Tuesday, October 20, 2009

I just want a hug!

Today did not go very well. My computer battery died again in the middle of the night, waking me up. Of course I was still half asleep when trying to plug it in so I died on me. Then, when I woke up I felt really sick. My head hurt, I was freezing, and I had a runny nose (which I still have). I went and ate some breakfast and attempted to get my computer working. After 40ish minutes it finally turned on, but the sound didn't work. I am so fed up with everything. All I really want is a hug and for someone to tell me that everything will be alright and it will all work its self out. But obviously there was no one here this morning so I didn't get what I wanted. So I had a mini breakdown, contemplated chucking my computer off the balcony, and then took a shower to calm down.

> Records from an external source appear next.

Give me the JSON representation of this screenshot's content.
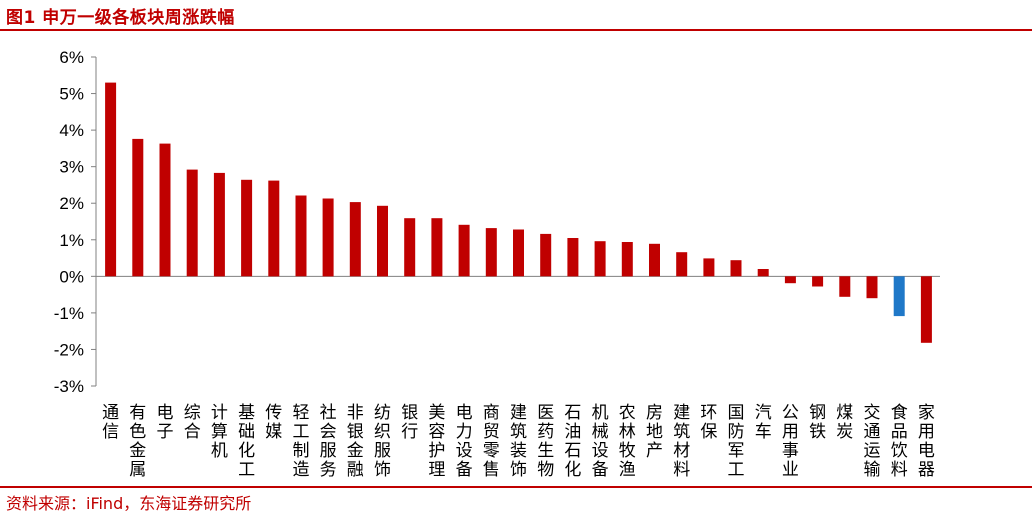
{
  "figure": {
    "title": "图1  申万一级各板块周涨跌幅",
    "source": "资料来源：iFind，东海证券研究所"
  },
  "colors": {
    "accent": "#c00000",
    "bar": "#c00000",
    "highlight_bar": "#1f78c8"
  },
  "chart_data": {
    "type": "bar",
    "title": "",
    "xlabel": "",
    "ylabel": "",
    "ylim": [
      -3,
      6
    ],
    "y_ticks": [
      "-3%",
      "-2%",
      "-1%",
      "0%",
      "1%",
      "2%",
      "3%",
      "4%",
      "5%",
      "6%"
    ],
    "grid": false,
    "legend": "none",
    "highlight_category": "食品饮料",
    "categories": [
      "通信",
      "有色金属",
      "电子",
      "综合",
      "计算机",
      "基础化工",
      "传媒",
      "轻工制造",
      "社会服务",
      "非银金融",
      "纺织服饰",
      "银行",
      "美容护理",
      "电力设备",
      "商贸零售",
      "建筑装饰",
      "医药生物",
      "石油石化",
      "机械设备",
      "农林牧渔",
      "房地产",
      "建筑材料",
      "环保",
      "国防军工",
      "汽车",
      "公用事业",
      "钢铁",
      "煤炭",
      "交通运输",
      "食品饮料",
      "家用电器"
    ],
    "values": [
      5.3,
      3.76,
      3.63,
      2.92,
      2.83,
      2.64,
      2.62,
      2.21,
      2.13,
      2.03,
      1.93,
      1.59,
      1.59,
      1.41,
      1.32,
      1.28,
      1.16,
      1.05,
      0.96,
      0.94,
      0.89,
      0.66,
      0.49,
      0.44,
      0.2,
      -0.19,
      -0.28,
      -0.56,
      -0.6,
      -1.09,
      -1.82
    ]
  }
}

After my meltdown I had an appointment with this bank to open up a checking account so I don't continually keep being screwed over by the exchange rate. The French don't believe on being on time. It's quite rude if you ask me. I showed up to the meeting early, and waited around for this woman. Then she came out and got me and brought me to her office. She then went into the next office and talked to this guy...she just said sit here, and then left. I was like ummm alright rude much? I was told that opening a checking account was really simple. It was simple, I just sat there as the woman filled out my form on her computer and then I signed a bunch of papers. However, I really don't know what I signed. She was talking so fast I couldn't understand what she was saying. Then when I told her that I didn't understand and she said it slower, she mumbled whatever she was saying. I was like oh, can't I just get one person who I can understand?!?! I guess she didn't like the attestation d'herbergement (a paper that verifies that you're living with someone and aren't a bum on the street) that I had so she got me a new one and was like bring this back when you can. I'm pretty sure all my other information is sent to me through the mail. I asked her if I could put my American money in the account and she's like no you can't do that here. I was like great...now what am I supposed to do? I can't find an exchange place anywhere. So I left the bank feeling overwhelmed, sad, and just confused.

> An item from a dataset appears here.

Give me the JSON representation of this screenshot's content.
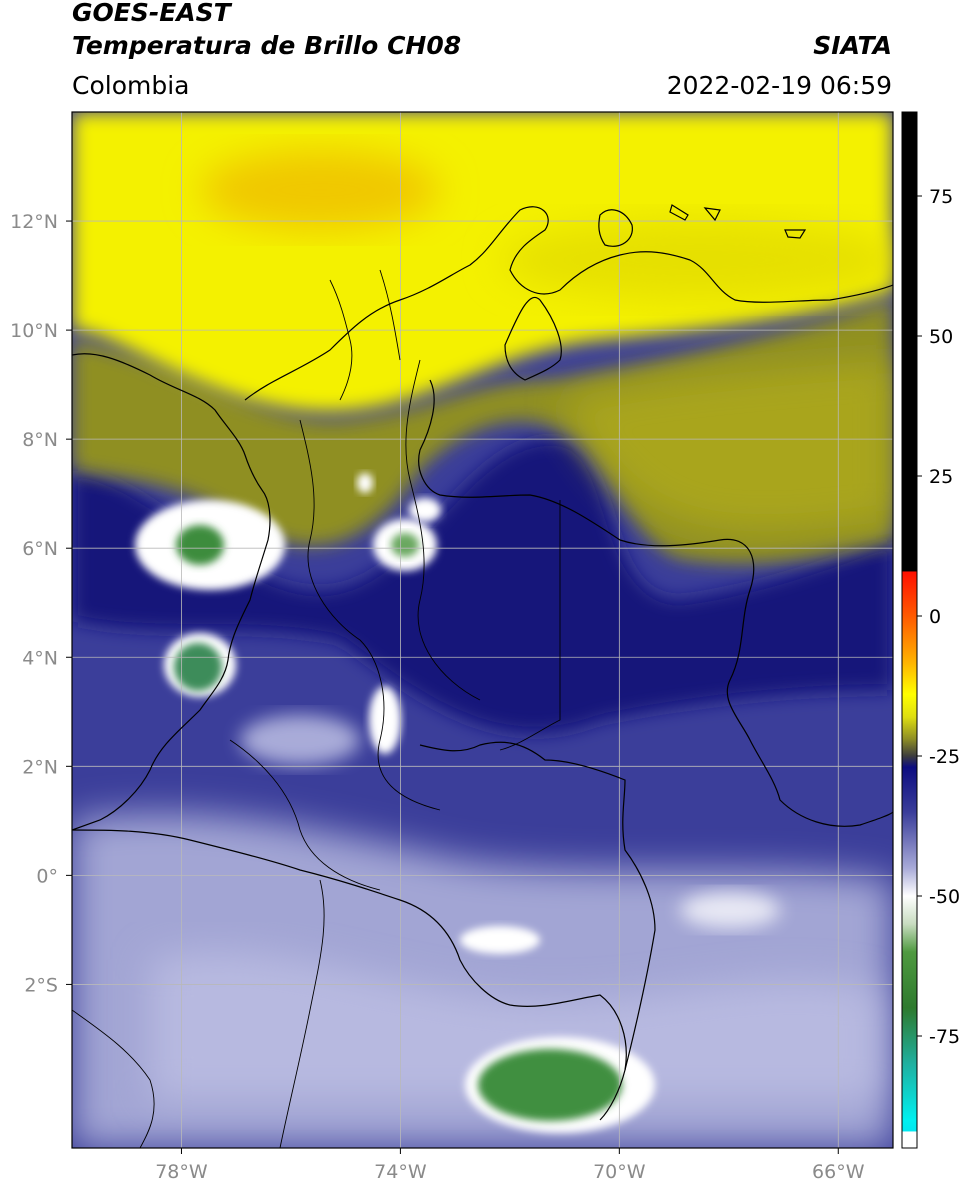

I came back to the apartment and attempted to get my sound working on my computer. That didn't work. I ate lunch and then left for school a little early than normal so I could meet up with this girl who asked to copy my notes from class yesterday because she wasn't there. So I was there 25 minutes early and called her and she didn't answer. Then I called her again and she said she was on the metro and would be there soon. Then I got a text from her and she's like oh can we meet later because I'm running late. And I was like yeah, I guess after class is fine. I was just ticked off because I showed up early to give her these notes and she didn't come. Whatever....Class today was good. I think the teacher really likes me. We had to present a Monet painting with a partner and the professor said we did really good. I'm going to have to go back to Musee d'Orsay and the Louvre during fall break to look at all of these paintings up close.

After class I met the girl from class and gave her my things. I came back to the apartment and my sound still didn't work. Then my computer just decided to shut off out of no where...I was right in the middle of typing an email too. I was so ticked off. I went into the living room to get the wifi on my phone and used skype to call my mom and just cried and complained about the crappy day I've had. Renee said she was going to make dinner tonight so I studied for my quiz tomorrow and waited for her to get home. She made the same thing she had for dinner last night. And just to clarify, they were not home made crepes...they were from a store and came in a package. She put cheese and ham in mine and eggs in hers. She asked me if I liked eggs at all and I told her that I liked hard boiled eggs (but here they eat them soft boiled...kinda runny still) so I probably wont like that. She asked if I liked omelets and I told her yes, as long as there was tons of stuff in it.

During dinner she asked if I wanted some ice cream for dessert and I was like OMG yes! I miss ice cream. And then she was like oh do you miss home, do you miss your family? blah blah blah and I'm like god, don't cry. Why is she asking me this now after this horrible day I've had. I didn't cry. Go me. She filled out my new form for the bank and now she's in bed. I'll probably go to bed early tonight. I'm tired, and my eyes are really dry. I never really understood that. If I've been crying, wouldn't my eyes be wet or whatevs? and not dry? it's crazy. Have a good night.